Homogenized Models of Mechanical Metamaterials

TL;DR

This paper develops and validates homogenized continuum models for mechanical metamaterials, capturing their complex lattice behaviors efficiently and providing open-source tools for simulation.

Contribution

It rigorously derives micropolar-type homogenized models from variational principles and demonstrates their effectiveness through numerical convergence and examples.

Findings

Micropolar models accurately capture lattice kinematics.

Numerical convergence of discrete to continuum energy is shown.

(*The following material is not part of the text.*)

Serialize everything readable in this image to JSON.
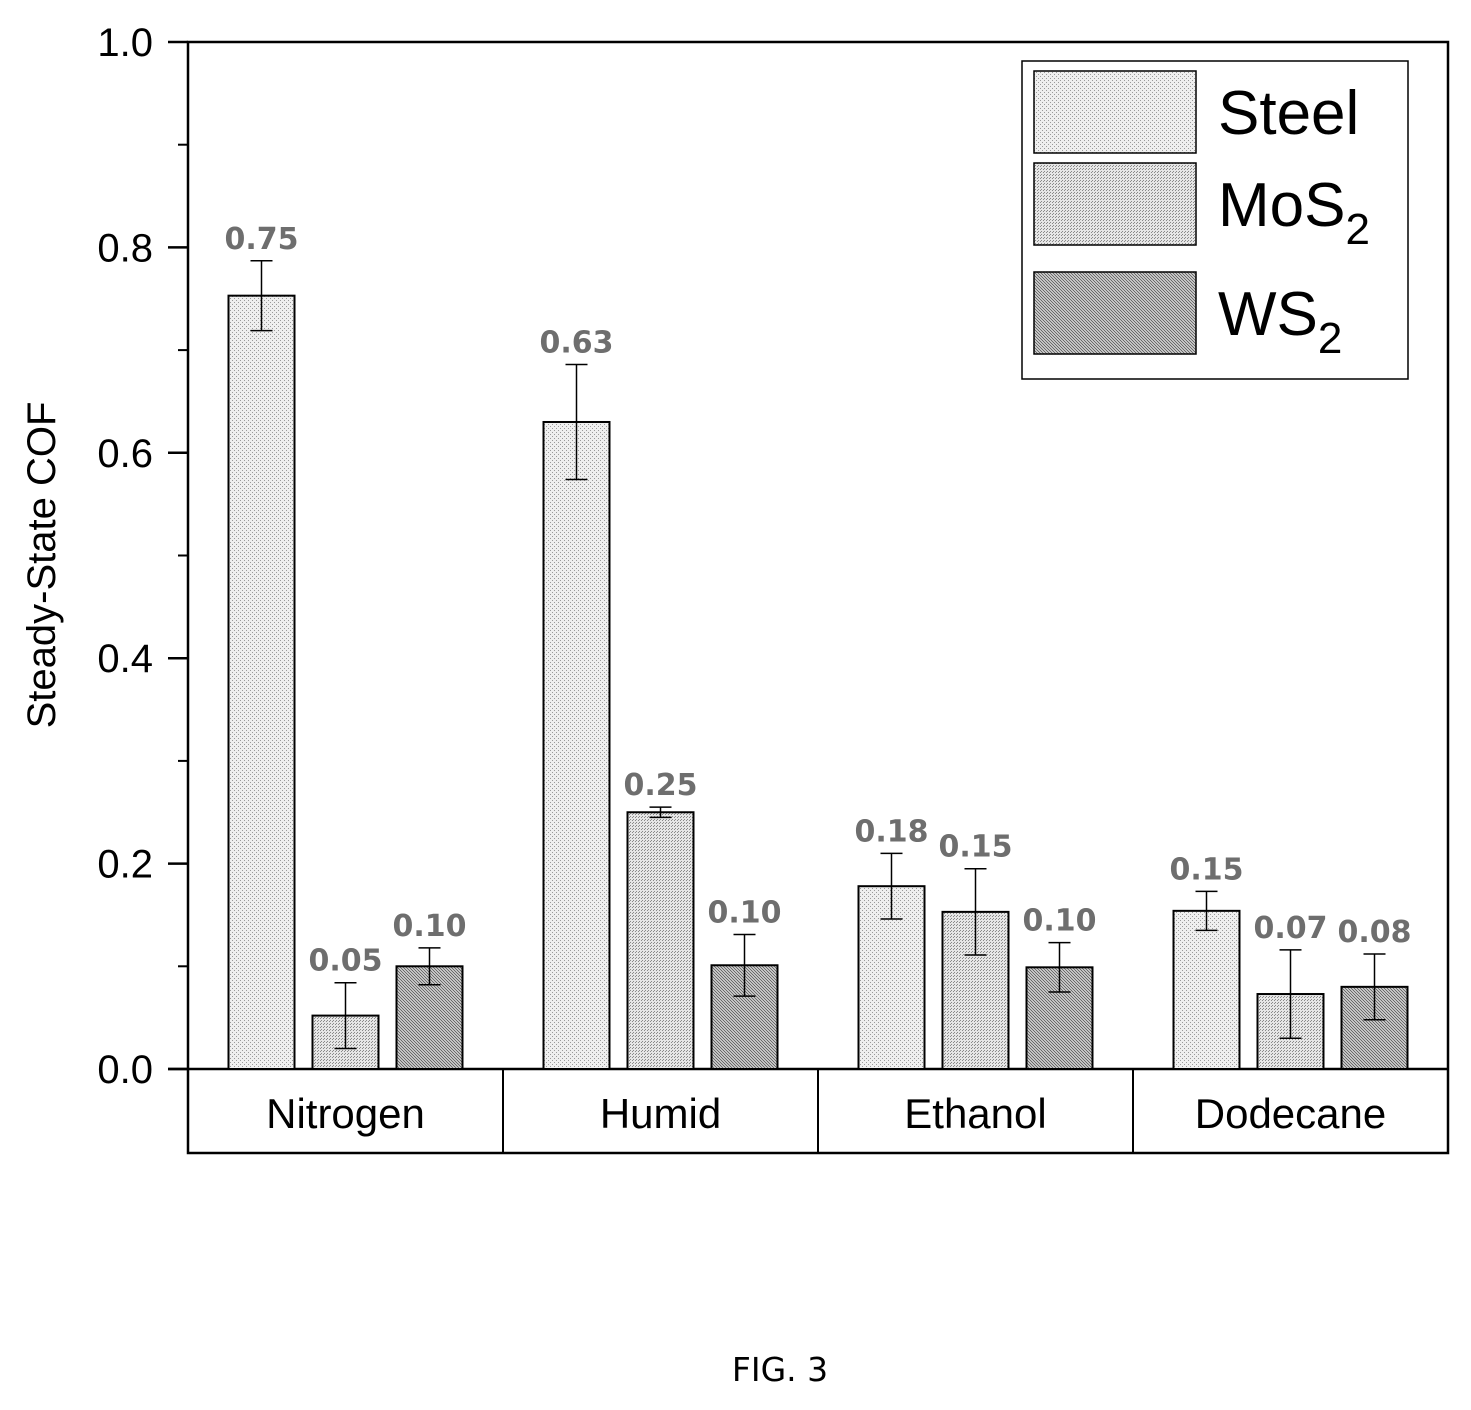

Open-source implementations are provided for reproducibility.

Abstract

Direct numerical simulations of mechanical metamaterials are prohibitively expensive due to the separation of scales between the lattice and the macrostructural size. Hence, multiscale continuum analysis plays a pivotal role in the computational modeling of metastructures at macroscopic scales. In the present work, we assess the continuum limit of mechanical metamaterials via homogenized models derived rigorously from variational methods. It is shown through multiple examples that micropolar-type effective energies, derived naturally from analysis, properly capture the kinematics of discrete lattices in two and three dimensions. Moreover, the convergence of the discrete energy to the continuum limit is shown numerically. We provide open-source computational implementations for all examples, including both discrete and homogenized models.